Coordination in plants

  • There are two types of movements : (i) Growth dependent movement. (ii) Growth independent movement.
  • Curvature movements are changes in orientation of some plant parts in response to stimulus.
  • 1. Tropic movements: These are directional movements of plant parts which involve growth in response to stimuli.

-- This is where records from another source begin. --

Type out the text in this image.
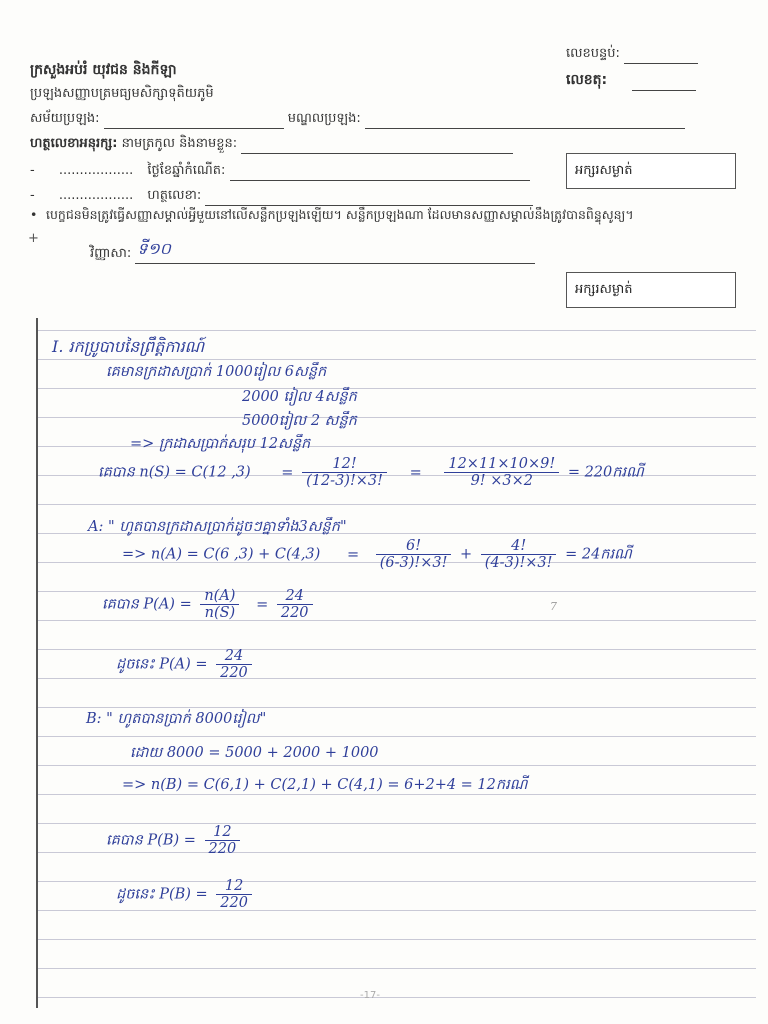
ក្រសួងអប់រំ យុវជន និងកីឡា
ប្រឡងសញ្ញាបត្រមធ្យមសិក្សាទុតិយភូមិ
សម័យប្រឡង:	មណ្ឌលប្រឡង:
ហត្ថលេខាអនុរក្ស: នាមត្រកូល និងនាមខ្លួន:
- .................. ថ្ងៃខែឆ្នាំកំណើត:
- .................. ហត្ថលេខា:
លេខបន្ទប់:
លេខតុ:
អក្សរសម្ងាត់
• បេក្ខជនមិនត្រូវធ្វើសញ្ញាសម្គាល់អ្វីមួយនៅលើសន្លឹកប្រឡងឡើយ។ សន្លឹកប្រឡងណា ដែលមានសញ្ញាសម្គាល់នឹងត្រូវបានពិន្ទុសូន្យ។
+
វិញ្ញាសា: ទី១០
អក្សរសម្ងាត់
I. រកប្រូបាបនៃព្រឹត្តិការណ៍
គេមានក្រដាសប្រាក់ 1000រៀល 6សន្លឹក
2000 រៀល 4សន្លឹក
5000រៀល 2 សន្លឹក
=> ក្រដាសប្រាក់សរុប 12សន្លឹក
គេបាន n(S) = C(12 $,3) = \frac{12!}{(12-3)!\times 3!} = \frac{12\times 11\times 10\times 9!}{9! \times 3\times 2} = 220$ករណី
A: " ហូតបានក្រដាសប្រាក់ដូចៗគ្នាទាំង3សន្លឹក"
=> n(A) = C(6 $,3) + C(4,3) = \frac{6!}{(6-3)!\times 3!} + \frac{4!}{(4-3)!\times 3!} = 24$ករណី
គេបាន $P(A) = \frac{n(A)}{n(S)} = \frac{24}{220}$	7
ដូចនេះ $P(A) = \frac{24}{220}$
B: " ហូតបានប្រាក់ 8000រៀល"
ដោយ 8000 = 5000 + 2000 + 1000
=> n(B) = C(6,1) + C(2,1) + C(4,1) = 6+2+4 = 12ករណី
គេបាន $P(B) = \frac{12}{220}$
ដូចនេះ $P(B) = \frac{12}{220}$
-17-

  • 2. Movements of curvature: These are changes in orientation of some plant parts in relation to others caused by external or internal stimuli.
  • 3. Nastic movements: These are non-directional induced variation movements that do not involve growth which occurs due to change in turgour pressure in response to stimuli.
  • 4. Hormones: Hormones are chemical messengers secreted by endocrine glands which regulate various physiological processes in living organisms.
  • 5. Phytohormones: Phytohormones are naturally occurring organic chemical substances present in plants which control and coordinate various activities in them and are called as growth regulators.
  • 6. Coordination: The working together of various organs of the body of an organism in a proper manner to generate a proper reaction in response to a stimulus is called coordination.
  • 7. Stimuli: The changes in the environment to which the organisms respond and react are called stimuli.
  • 8. Sensory neurons: Sensory neurons receive stimuli through their dendrites and transmit impulses towards central nervous system from receptors.
  • 9. Motor neurons: Motor neurons transmit impulses from central nervous system to effectors.
  • 10. Receptors: Receptor is a sensory nerve cell or a group of sensory nerve cells which is sensitive to a specific stimulus or to a specific change in the environment.
  • 11. Reflex actions: It is a spontaneous, quick, automatic response to a stimulus acting on a specific receptor without the will of an animal.
  • 12. Reflex arc: It is the shortest route taken by a nerve impulse from receptor to effector during a reflex action.
  • 13. Cerebrospinal fluid: It is a clear, colourless, slightly alkaline fluid present in ventricles of brain, central canal of spinal cord and spaces between meninges which protects brain and spinal cord from injury and shocks.
  • 14. Endocrine glands: These are ductless glands which pour their secretion directly into blood stream and are carried by blood to the site of action or target organs.